Monday, May 9, 2022

Solo rower clocks 6,000 miles from California to Guam: ‘I’ve been beat up, I’m tired — but that’s all to be expected.’

Erden Eruç arrived in Guam on  February 12th Saturday after a 6,000-mile journey from Crescent City with a brief pit stop in Hawaii.
Provided by Erden Eruç
From SFChronicle by Gregory Thomas

Since launching his one-man rowboat from the Northern California coast last summer, Erden Eruç has pulled himself nearly 6,000 miles across the Pacific Ocean.
That’s the distance between Crescent City and the tiny tropical island of Guam, where he made land Saturday after a grueling journey of squalls, salt sores and the muscle atrophy that comes with spending seven months doing little more than sitting down and grinding on oars.

“I’ve been beat up, I’m tired, sore here and there — but that’s all to be expected,” Eruç said on a phone call from Guam this week, shortly after arriving at the island territory.
“The muscles that have to do with locomotion are all sore. I’m getting used to standing again.”

Eruç, a 60-year-old Turkish adventurer who lives in Seattle, set out last June on a mission to circumnavigate the globe under his own power — rowing, bicycling and walking.
The first leg was supposed to be a solo voyage from California directly to Hong Kong.
But in September, Eruç opted for a brief pit stop in Hawaii for repairs, and trouble procuring a Chinese visa prompted him to waylay temporarily in Guam while he charts a new course to mainland Asia.
Erden Eruç is crossing the Pacific in a 23-foot rowboat, alone except for the occasional seabird.
Erden Eruç

Last summer, 19 seafarers, including four traveling solo, set out from California with the hope of crossing the Pacific.
Most targeted Hawaii, but Eruç set his sights much farther.
Fifteen years ago, he circumnavigated the planet in similar fashion over a five-year period, beginning with a trans-Pacific row from Bodega Bay to Asia.

His human-powered exploits have earned him 15 Guinness world records, and he believes he has picked up four more during his latest voyage, including one for having spent a career total 1,136 days traveling alone at sea, which he believes is the most of any solo rower.

But Eruç says claiming records isn’t of much importance.
The true rewards come from the excitement of adventure.

“To handle what nature will throw against me, I approach these crossings much like a special chess game with my Yellow Queen moving one day at a time on a vast blue game board,” he wrote earlier this month on a blog he updates regularly from sea.
His “Yellow Queen” is his 23-foot-long rowboat.

Sunrise over the Pacific from the deck of Eruç’s rowboat.
Erden Eruç

While Eruç has steeled himself for life on a small craft, the Pacific offers new surprises.
Days after the Tongan volcano eruption last month, which sent tsunamis rippling across the ocean in every direction, Eruç experienced a day of atypical weather and wind.

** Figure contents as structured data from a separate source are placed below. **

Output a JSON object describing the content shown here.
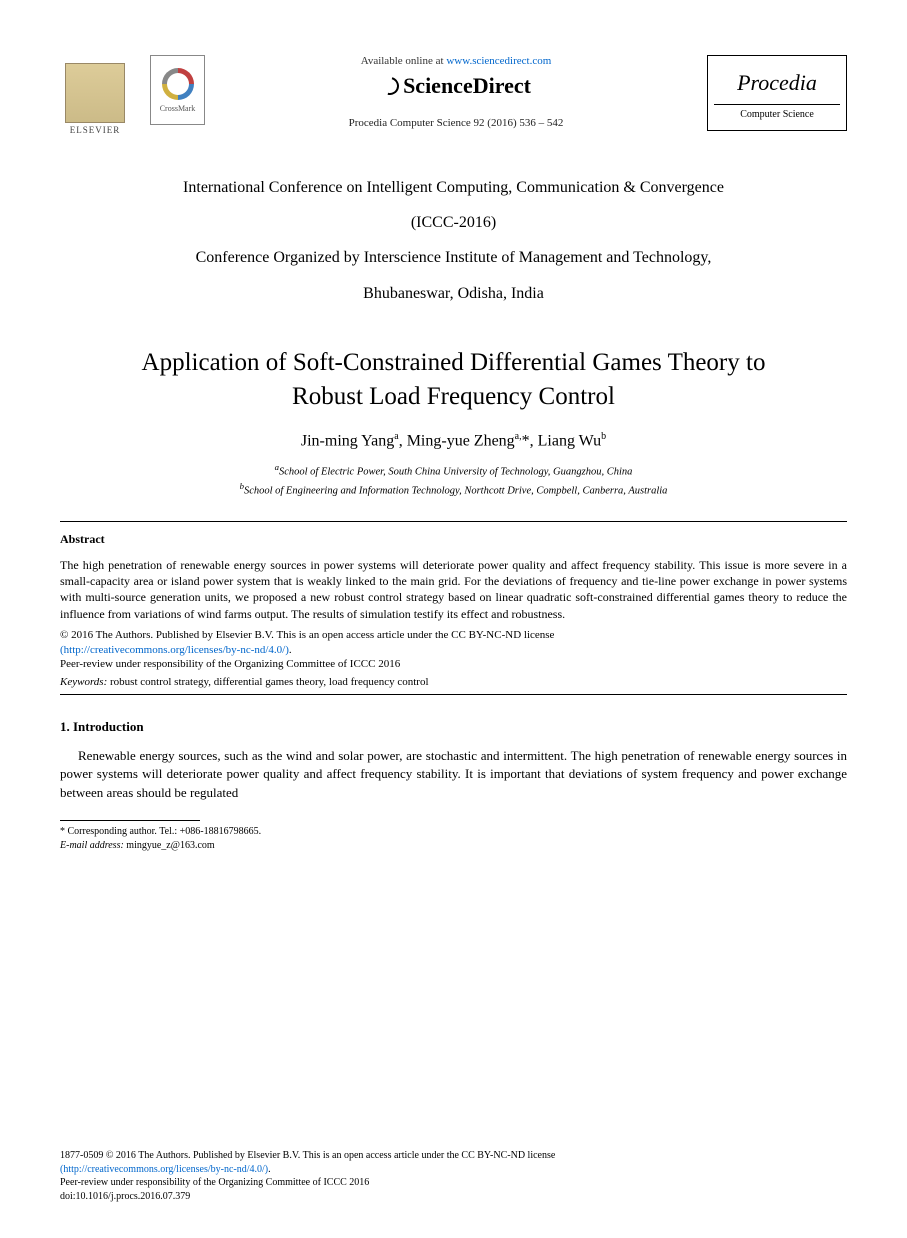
{
  "header": {
    "elsevier_label": "ELSEVIER",
    "crossmark_label": "CrossMark",
    "available_prefix": "Available online at ",
    "available_url": "www.sciencedirect.com",
    "sciencedirect": "ScienceDirect",
    "citation": "Procedia Computer Science 92 (2016) 536 – 542",
    "procedia_title": "Procedia",
    "procedia_sub": "Computer Science"
  },
  "conference": {
    "line1": "International Conference on Intelligent Computing, Communication & Convergence",
    "line2": "(ICCC-2016)",
    "line3": "Conference Organized by Interscience Institute of Management and Technology,",
    "line4": "Bhubaneswar, Odisha, India"
  },
  "title": {
    "line1": "Application of Soft-Constrained Differential Games Theory to",
    "line2": "Robust Load Frequency Control"
  },
  "authors_html": "Jin-ming Yang<sup>a</sup>, Ming-yue Zheng<sup>a,</sup>*, Liang Wu<sup>b</sup>",
  "affiliations": {
    "a": "aSchool of Electric Power, South China University of Technology, Guangzhou, China",
    "b": "bSchool of Engineering and Information Technology, Northcott Drive, Compbell, Canberra, Australia"
  },
  "abstract": {
    "heading": "Abstract",
    "body": "The high penetration of renewable energy sources in power systems will deteriorate power quality and affect frequency stability. This issue is more severe in a small-capacity area or island power system that is weakly linked to the main grid. For the deviations of frequency and tie-line power exchange in power systems with multi-source generation units, we proposed a new robust control strategy based on linear quadratic soft-constrained differential games theory to reduce the influence from variations of wind farms output. The results of simulation testify its effect and robustness."
  },
  "copyright": {
    "line1": "© 2016 The Authors. Published by Elsevier B.V. This is an open access article under the CC BY-NC-ND license",
    "license_url_text": "(http://creativecommons.org/licenses/by-nc-nd/4.0/)",
    "peer": "Peer-review under responsibility of the Organizing Committee of ICCC 2016"
  },
  "keywords": {
    "label": "Keywords:",
    "text": " robust control strategy, differential games theory, load frequency control"
  },
  "section1": {
    "heading": "1. Introduction",
    "para": "Renewable energy sources, such as the wind and solar power, are stochastic and intermittent. The high penetration of renewable energy sources in power systems will deteriorate power quality and affect frequency stability. It is important that deviations of system frequency and power exchange between areas should be regulated"
  },
  "footnote": {
    "corr": "* Corresponding author. Tel.: +086-18816798665.",
    "email_label": "E-mail address:",
    "email": " mingyue_z@163.com"
  },
  "footer": {
    "issn_line": "1877-0509 © 2016 The Authors. Published by Elsevier B.V. This is an open access article under the CC BY-NC-ND license",
    "license_url_text": "(http://creativecommons.org/licenses/by-nc-nd/4.0/)",
    "peer": "Peer-review under responsibility of the Organizing Committee of ICCC 2016",
    "doi": "doi:10.1016/j.procs.2016.07.379"
  },
  "colors": {
    "link": "#0066cc",
    "text": "#000000",
    "background": "#ffffff"
  }
}
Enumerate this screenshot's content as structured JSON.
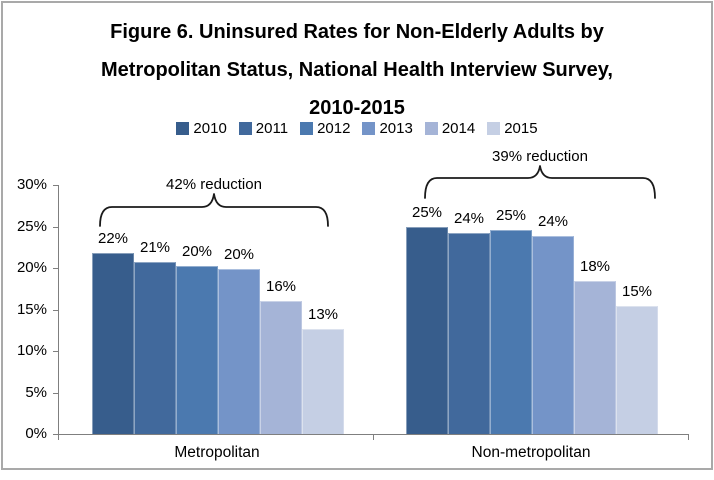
{
  "frame": {
    "border_color": "#a9a9a9",
    "background": "#ffffff"
  },
  "title": {
    "full": "Figure 6. Uninsured Rates for Non-Elderly Adults by Metropolitan Status, National Health Interview Survey, 2010-2015",
    "lines": [
      "Figure 6. Uninsured Rates for Non-Elderly Adults by",
      "Metropolitan Status, National Health Interview Survey,",
      "2010-2015"
    ]
  },
  "chart_data": {
    "type": "bar",
    "title": "Figure 6. Uninsured Rates for Non-Elderly Adults by Metropolitan Status, National Health Interview Survey, 2010-2015",
    "categories": [
      "Metropolitan",
      "Non-metropolitan"
    ],
    "series": [
      {
        "name": "2010",
        "color": "#375d8c",
        "values": [
          22,
          25
        ],
        "plot_values": [
          21.8,
          25.0
        ]
      },
      {
        "name": "2011",
        "color": "#41699c",
        "values": [
          21,
          24
        ],
        "plot_values": [
          20.7,
          24.2
        ]
      },
      {
        "name": "2012",
        "color": "#4b79af",
        "values": [
          20,
          25
        ],
        "plot_values": [
          20.2,
          24.6
        ]
      },
      {
        "name": "2013",
        "color": "#7494c8",
        "values": [
          20,
          24
        ],
        "plot_values": [
          19.9,
          23.8
        ]
      },
      {
        "name": "2014",
        "color": "#a5b4d7",
        "values": [
          16,
          18
        ],
        "plot_values": [
          16.0,
          18.4
        ]
      },
      {
        "name": "2015",
        "color": "#c5cfe4",
        "values": [
          13,
          15
        ],
        "plot_values": [
          12.7,
          15.4
        ]
      }
    ],
    "value_label_suffix": "%",
    "annotations": [
      {
        "text": "42% reduction",
        "category": "Metropolitan"
      },
      {
        "text": "39% reduction",
        "category": "Non-metropolitan"
      }
    ],
    "y_axis": {
      "min": 0,
      "max": 30,
      "step": 5,
      "tick_labels": [
        "0%",
        "5%",
        "10%",
        "15%",
        "20%",
        "25%",
        "30%"
      ]
    },
    "legend_position": "top",
    "grid": false,
    "axis_color": "#7f7f7f",
    "text_color": "#000000"
  }
}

“For one day, I got the oddest winds from the south-southeast in the direction of Tonga that were not in the forecast,” Eruç said.
While there were no rogue waves to contend with, “the seas were oddly different that day,” he said.

Isolation can come to define his experience some days, and occasionally feelings of longing trickle into Eruç’s written updates.
In a November post, he expressed his desire to see his wife and dog.

“I so long for her company and my routine at home as I spend my days quarantined on my yellow rowboat,” he wrote.
“Just thinking of our dog, Buddy, brings a smile to my face.
Nancy tells me that he sleeps on my pillow every night.”

Eruç makes time each week for satellite phone calls with Nancy, and she flew out to Guam after his arrival for a Valentine’s Day reunion.

Eruç attaches himself to his boat at all times by an ankle tether.
He hopes to resume his journey soon and is plotting a course through the Philippines that would land him in Borneo by springtime and Malaysia by May, where he expects to receive a visa upon arrival.
From there, he’ll proceed by bike north toward the Himalayas and a hopeful ascent of Mount Everest, a bucket list challenge for Eruç.

But that’s all too far in the future to cement on a firm timeline.
For now, Eruç is resting and eating all the fresh fruits and greens he can before setting out again.

“I’m not really losing sleep over these details at this time,” he said.
“I have enough of a challenge just getting off this rock called Guam and reaching the other rock called Borneo.”